Irpinia devastata dalla grandine: stagione agraria persa, intervenga la Regione

Il grido urgente di Altragricoltura: "I raccolti sono perduti, la sutuazione è drammatica"

irpinia devastata dalla grandine stagione agraria persa intervenga la regione

Gravi danni tra Avellino (Contrada Bagnoli), Mercogliano e Monteforte. Colpiti noccioleti, castagneti, vigneti e ortaggi. Il segretario Roberto Lauro: «L’annata è compromessa, intere aziende rischiano la chiusura.

Avellino.  

 

"Non è solo rabbia, è la drammatica consapevolezza di chi vede svanire il lavoro di un intero anno. Le poche decine di minuti di grandine e pioggia che ieri hanno sferzato la provincia di Avellino - colpendo duramente la periferia del capoluogo in contrada Bagnoli, insieme ai territori di Mercogliano e Monteforte Irpino - rischiano di determinare un tracollo economico e sociale per il settore rurale.
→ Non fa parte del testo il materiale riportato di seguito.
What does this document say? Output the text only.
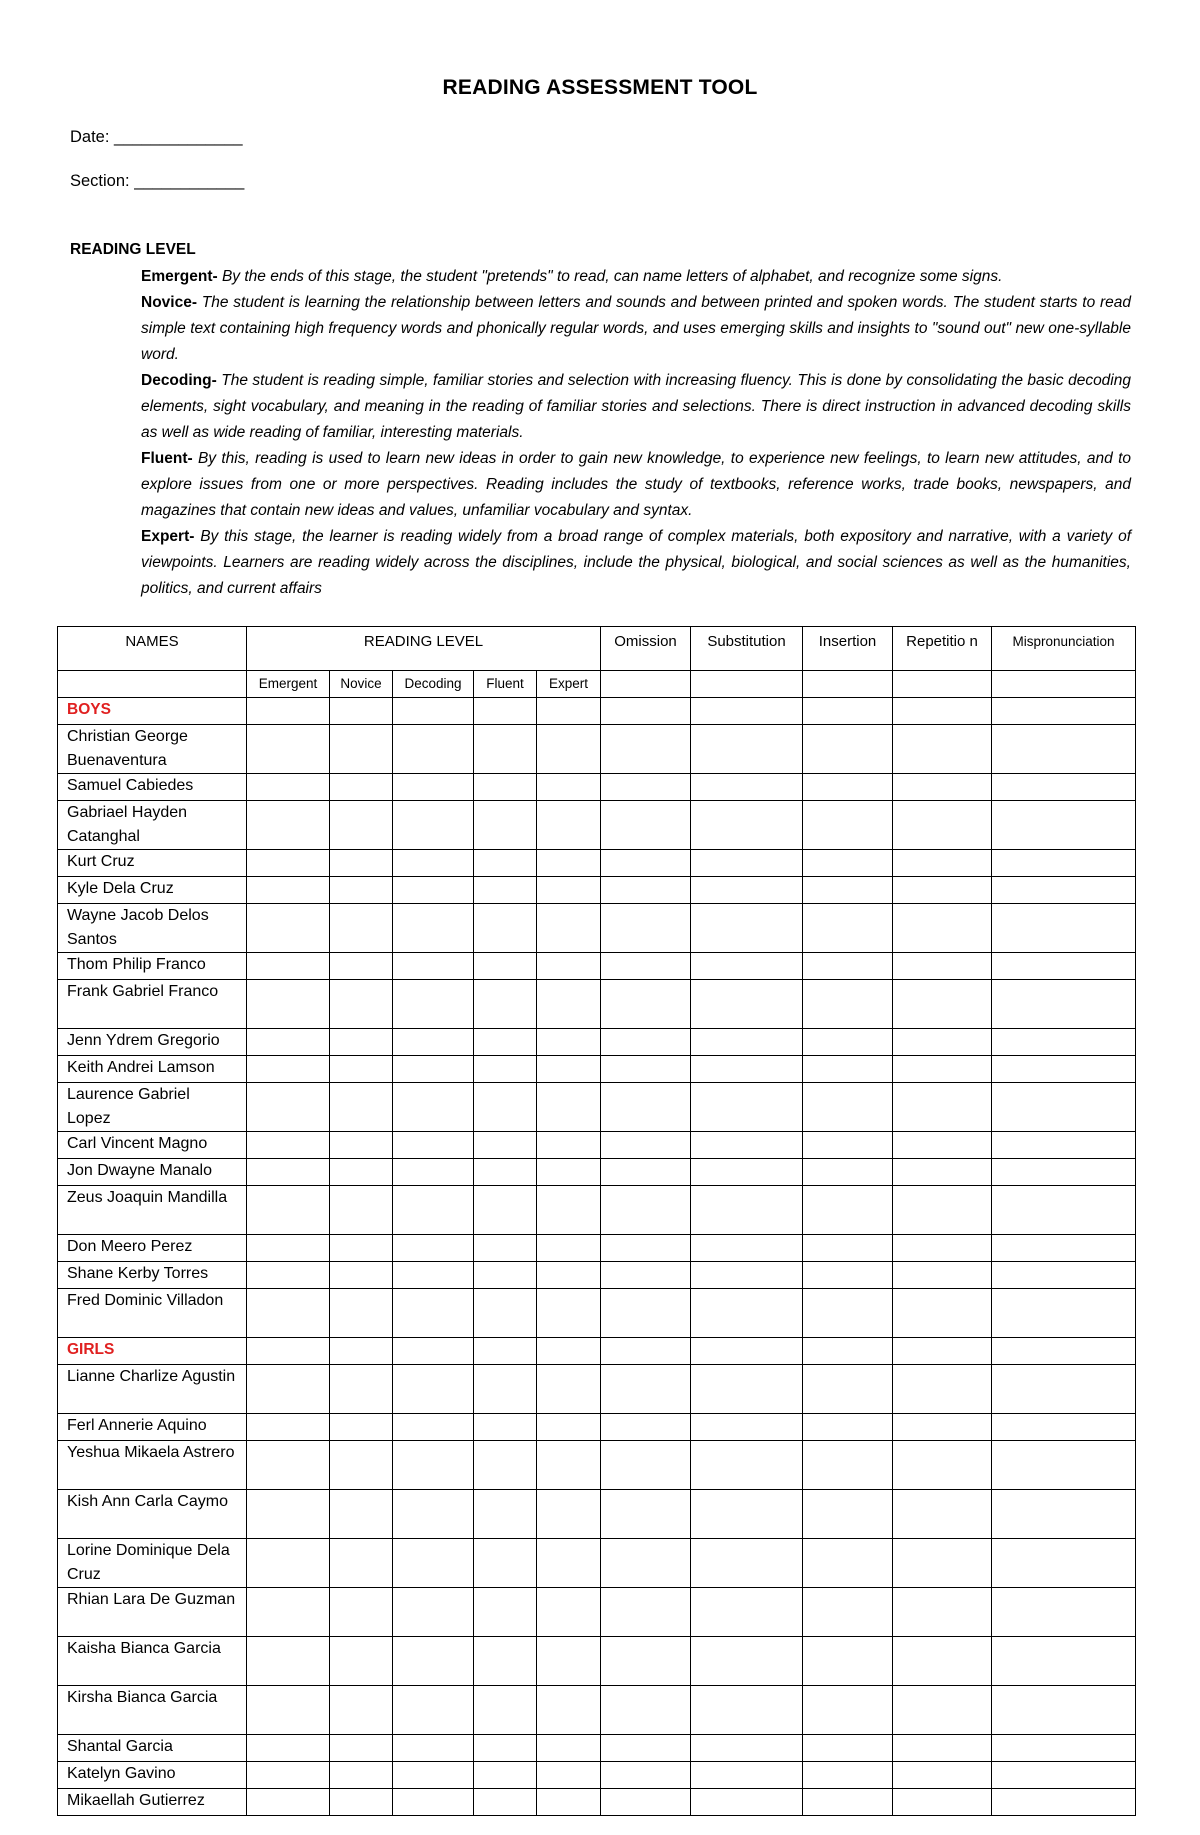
READING ASSESSMENT TOOL
Date: ______________
Section: ____________
READING LEVEL

Emergent- By the ends of this stage, the student "pretends" to read, can name letters of alphabet, and recognize some signs.

Novice- The student is learning the relationship between letters and sounds and between printed and spoken words. The student starts to read simple text containing high frequency words and phonically regular words, and uses emerging skills and insights to "sound out" new one-syllable word.

Decoding- The student is reading simple, familiar stories and selection with increasing fluency. This is done by consolidating the basic decoding elements, sight vocabulary, and meaning in the reading of familiar stories and selections. There is direct instruction in advanced decoding skills as well as wide reading of familiar, interesting materials.

Fluent- By this, reading is used to learn new ideas in order to gain new knowledge, to experience new feelings, to learn new attitudes, and to explore issues from one or more perspectives. Reading includes the study of textbooks, reference works, trade books, newspapers, and magazines that contain new ideas and values, unfamiliar vocabulary and syntax.

Expert- By this stage, the learner is reading widely from a broad range of complex materials, both expository and narrative, with a variety of viewpoints. Learners are reading widely across the disciplines, include the physical, biological, and social sciences as well as the humanities, politics, and current affairs

NAMES	READING LEVEL					Omission	Substitution	Insertion	Repetitio n	Mispronunciation
	Emergent	Novice	Decoding	Fluent	Expert					
BOYS										
Christian George Buenaventura										
Samuel Cabiedes										
Gabriael Hayden Catanghal										
Kurt Cruz										
Kyle Dela Cruz										
Wayne Jacob Delos Santos										
Thom Philip Franco										
Frank Gabriel Franco										
Jenn Ydrem Gregorio										
Keith Andrei Lamson										
Laurence Gabriel Lopez										
Carl Vincent Magno										
Jon Dwayne Manalo										
Zeus Joaquin Mandilla										
Don Meero Perez										
Shane Kerby Torres										
Fred Dominic Villadon										
GIRLS										
Lianne Charlize Agustin										
Ferl Annerie Aquino										
Yeshua Mikaela Astrero										
Kish Ann Carla Caymo										
Lorine Dominique Dela Cruz										
Rhian Lara De Guzman										
Kaisha Bianca Garcia										
Kirsha Bianca Garcia										
Shantal Garcia										
Katelyn Gavino										
Mikaellah Gutierrez										
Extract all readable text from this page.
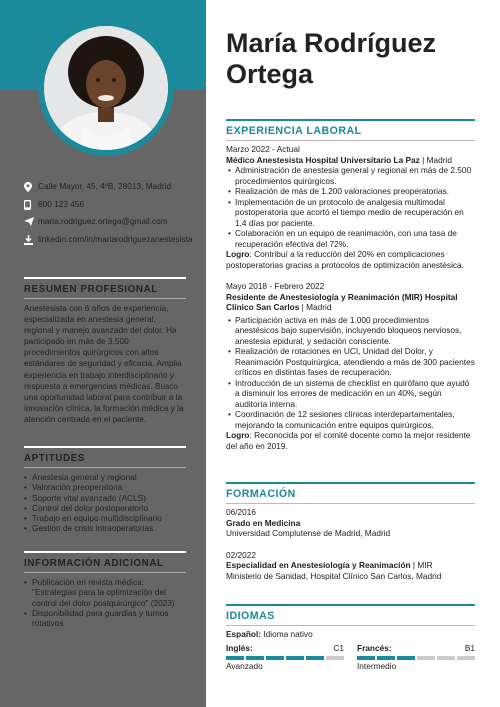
Calle Mayor, 45, 4ºB, 28013, Madrid
600 123 456
maria.rodriguez.ortega@gmail.com
linkedin.com/in/mariarodriguezanestesista
RESUMEN PROFESIONAL
Anestesista con 6 años de experiencia, especializada en anestesia general, regional y manejo avanzado del dolor. Ha participado en más de 3.500 procedimientos quirúrgicos con altos estándares de seguridad y eficacia. Amplia experiencia en trabajo interdisciplinario y respuesta a emergencias médicas. Busco una oportunidad laboral para contribuir a la innovación clínica, la formación médica y la atención centrada en el paciente.
APTITUDES
• Anestesia general y regional
• Valoración preoperatoria
• Soporte vital avanzado (ACLS)
• Control del dolor postoperatorio
• Trabajo en equipo multidisciplinario
• Gestión de crisis intraoperatorias
INFORMACIÓN ADICIONAL
• Publicación en revista médica: "Estrategias para la optimización del control del dolor postquirúrgico" (2023)
• Disponibilidad para guardias y turnos rotativos
María Rodríguez
Ortega
EXPERIENCIA LABORAL
Marzo 2022 - Actual
Médico Anestesista Hospital Universitario La Paz | Madrid
• Administración de anestesia general y regional en más de 2.500 procedimientos quirúrgicos.
• Realización de más de 1.200 valoraciones preoperatorias.
• Implementación de un protocolo de analgesia multimodal postoperatoria que acortó el tiempo medio de recuperación en 1,4 días por paciente.
• Colaboración en un equipo de reanimación, con una tasa de recuperación efectiva del 72%.
Logro: Contribuí a la reducción del 20% en complicaciones postoperatorias gracias a protocolos de optimización anestésica.
Mayo 2018 - Febrero 2022
Residente de Anestesiología y Reanimación (MIR) Hospital Clínico San Carlos | Madrid
• Participación activa en más de 1.000 procedimientos anestésicos bajo supervisión, incluyendo bloqueos nerviosos, anestesia epidural, y sedación consciente.
• Realización de rotaciones en UCI, Unidad del Dolor, y Reanimación Postquirúrgica, atendiendo a más de 300 pacientes críticos en distintas fases de recuperación.
• Introducción de un sistema de checklist en quirófano que ayudó a disminuir los errores de medicación en un 40%, según auditoría interna.
• Coordinación de 12 sesiones clínicas interdepartamentales, mejorando la comunicación entre equipos quirúrgicos.
Logro: Reconocida por el comité docente como la mejor residente del año en 2019.
FORMACIÓN
06/2016
Grado en Medicina
Universidad Complutense de Madrid, Madrid
02/2022
Especialidad en Anestesiología y Reanimación | MIR
Ministerio de Sanidad, Hospital Clínico San Carlos, Madrid
IDIOMAS
Español: Idioma nativo
Inglés:	C1
Avanzado
Francés:	B1
Intermedio
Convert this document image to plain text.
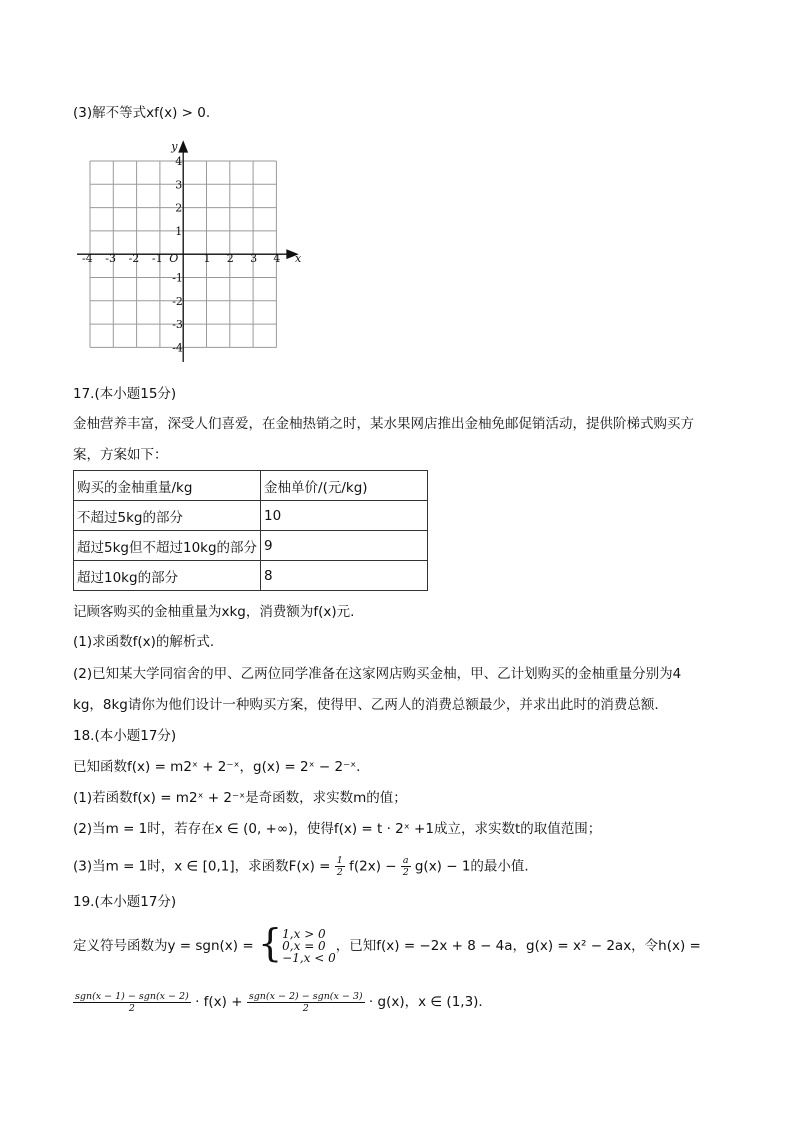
(3)解不等式xf(x) > 0.
y
x
O
-4 -3 -2 -1	1 2 3 4
4
3
2
1
-1
-2
-3
-4
17.(本小题15分)
金柚营养丰富，深受人们喜爱，在金柚热销之时，某水果网店推出金柚免邮促销活动，提供阶梯式购买方
案，方案如下：
购买的金柚重量/kg	金柚单价/(元/kg)
不超过5kg的部分	10
超过5kg但不超过10kg的部分	9
超过10kg的部分	8
记顾客购买的金柚重量为xkg，消费额为f(x)元.
(1)求函数f(x)的解析式.
(2)已知某大学同宿舍的甲、乙两位同学准备在这家网店购买金柚，甲、乙计划购买的金柚重量分别为4
kg，8kg请你为他们设计一种购买方案，使得甲、乙两人的消费总额最少，并求出此时的消费总额.
18.(本小题17分)
已知函数f(x) = m2ˣ + 2⁻ˣ，g(x) = 2ˣ − 2⁻ˣ.
(1)若函数f(x) = m2ˣ + 2⁻ˣ是奇函数，求实数m的值；
(2)当m = 1时，若存在x ∈ (0, +∞)，使得f(x) = t · 2ˣ +1成立，求实数t的取值范围；
(3)当m = 1时，x ∈ [0,1]，求函数$F(x) = \frac{1}{2} f(2x) - \frac{a}{2} g(x) - 1$的最小值.
19.(本小题17分)
定义符号函数为y = sgn(x) = { 1,x > 0
0,x = 0
−1,x < 0
，已知f(x) = −2x + 8 − 4a，g(x) = x² − 2ax，令h(x) =
$\frac{\text{sgn(x − 1) − sgn(x − 2)}}{2} \cdot f(x) + \frac{\text{sgn(x − 2) − sgn(x − 3)}}{2} \cdot g(x)$，x ∈ (1,3).
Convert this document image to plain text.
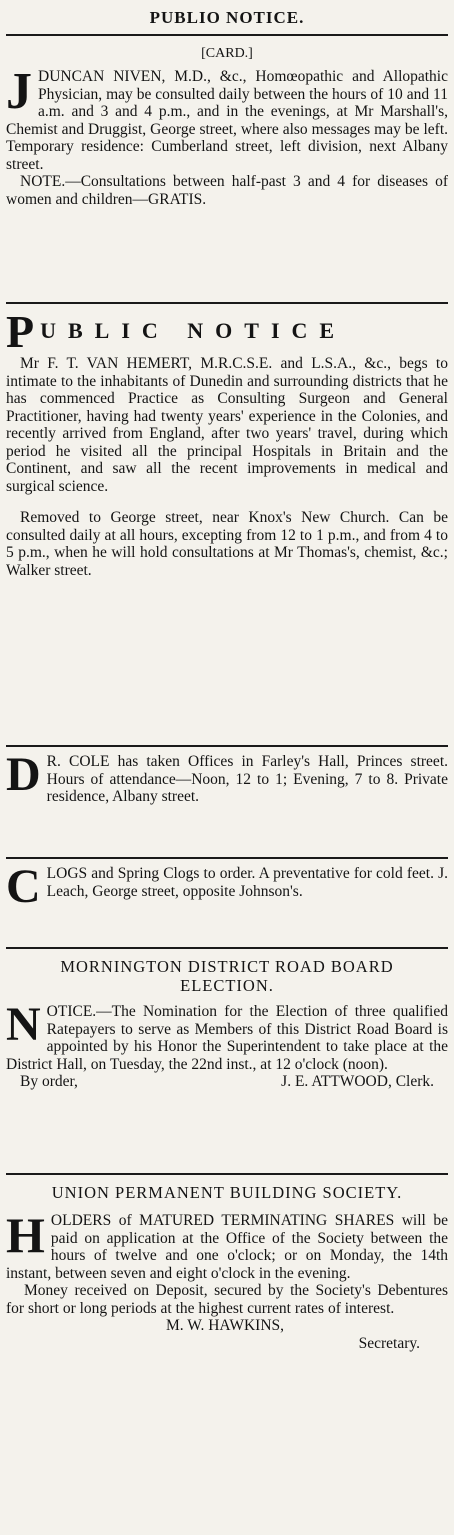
PUBLIO NOTICE.
[CARD.]
J DUNCAN NIVEN, M.D., &c., Homœopathic and Allopathic Physician, may be consulted daily between the hours of 10 and 11 a.m. and 3 and 4 p.m., and in the evenings, at Mr Marshall's, Chemist and Druggist, George street, where also messages may be left. Temporary residence: Cumberland street, left division, next Albany street.

NOTE.—Consultations between half-past 3 and 4 for diseases of women and children—GRATIS.

P UBLIC NOTICE

Mr F. T. VAN HEMERT, M.R.C.S.E. and L.S.A., &c., begs to intimate to the inhabitants of Dunedin and surrounding districts that he has commenced Practice as Consulting Surgeon and General Practitioner, having had twenty years' experience in the Colonies, and recently arrived from England, after two years' travel, during which period he visited all the principal Hospitals in Britain and the Continent, and saw all the recent improvements in medical and surgical science.

Removed to George street, near Knox's New Church. Can be consulted daily at all hours, excepting from 12 to 1 p.m., and from 4 to 5 p.m., when he will hold consultations at Mr Thomas's, chemist, &c.; Walker street.

D R. COLE has taken Offices in Farley's Hall, Princes street. Hours of attendance—Noon, 12 to 1; Evening, 7 to 8. Private residence, Albany street.

C LOGS and Spring Clogs to order. A preventative for cold feet. J. Leach, George street, opposite Johnson's.

MORNINGTON DISTRICT ROAD BOARD ELECTION.
N OTICE.—The Nomination for the Election of three qualified Ratepayers to serve as Members of this District Road Board is appointed by his Honor the Superintendent to take place at the District Hall, on Tuesday, the 22nd inst., at 12 o'clock (noon).

By order,	J. E. ATTWOOD, Clerk.
UNION PERMANENT BUILDING SOCIETY.
H OLDERS of MATURED TERMINATING SHARES will be paid on application at the Office of the Society between the hours of twelve and one o'clock; or on Monday, the 14th instant, between seven and eight o'clock in the evening.

Money received on Deposit, secured by the Society's Debentures for short or long periods at the highest current rates of interest.

M. W. HAWKINS,
Secretary.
Secondo le prime valutazioni effettuate sul territorio, i danni in alcune aree e per determinate colture potrebbero superare il 70% del raccolto, spingendo molte aziende agricole locali verso la chiusura definitiva".

Le coltivazioni simbolo del territorio sono state pesantemente colpite: noccioleti flagellati, castagneti e vigneti compromessi, e orti azzerati. Siamo a fine giugno e i cicli della natura non aspettano i tempi della politica. Per gli ortaggi a pieno campo la stagione è di fatto conclusa: non si può più riseminare o ripiantare. Gli ingenti investimenti già anticipati per piantine, concimi e gasolio sono andati perduti, lasciando i produttori con i campi vuoti e i costi da coprire. L’evento ha inoltre evidenziato gravi criticità nella gestione del deflusso delle acque e nella manutenzione delle infrastrutture rurali, aggravando i danni subiti dalle aziende agricole a valle.

Di fronte a una situazione che rischia di compromettere l’intera annata agraria, la sezione provinciale di Altragricoltura Avellino lancia un appello perentorio ai primi cittadini dei comuni colpiti. Il segretario provinciale Roberto Lauro dichiara:

"Chiediamo con forza che i Sindaci di Avellino, Mercogliano e Monteforte si attivino immediatamente per richiedere lo stato di calamità naturale, seguendo l’esempio delle amministrazioni colpite dal maltempo la settimana scorsa. I comuni devono muoversi subito per fare scudo insieme ai produttori".

Contemporaneamente, l’organizzazione sindacale chiede la convocazione di un incontro urgente in Regione Campania e mette sul tavolo una piattaforma rivendicativa chiara: sospensione immediata dei pagamenti contributivi e fiscali per le aziende colpite, attivazione di misure straordinarie di sostegno al reddito e procedure rapide e semplificate per l’accertamento dei danni.

"Ci risiamo, ma stavolta non abbiamo più le forze per rialzarci da soli», conclude il segretario Roberto Lauro. «Le istituzioni regionali devono accogliere il grido che sale da questo territorio. Quando una grandinata distrugge un raccolto a fine giugno, non si perde solo la produzione dell’anno. Si perdono mesi di lavoro, investimenti già sostenuti e la capacità stessa dell’azienda di affrontare la stagione successiva. Per questo chiediamo risposte immediate e non promesse. Se la Regione ci volta le spalle anche stavolta, ce lo dica chiaramente: da chi dobbiamo andare? A quale porta dobbiamo bussare per non far morire definitivamente l’agricoltura in Irpinia?"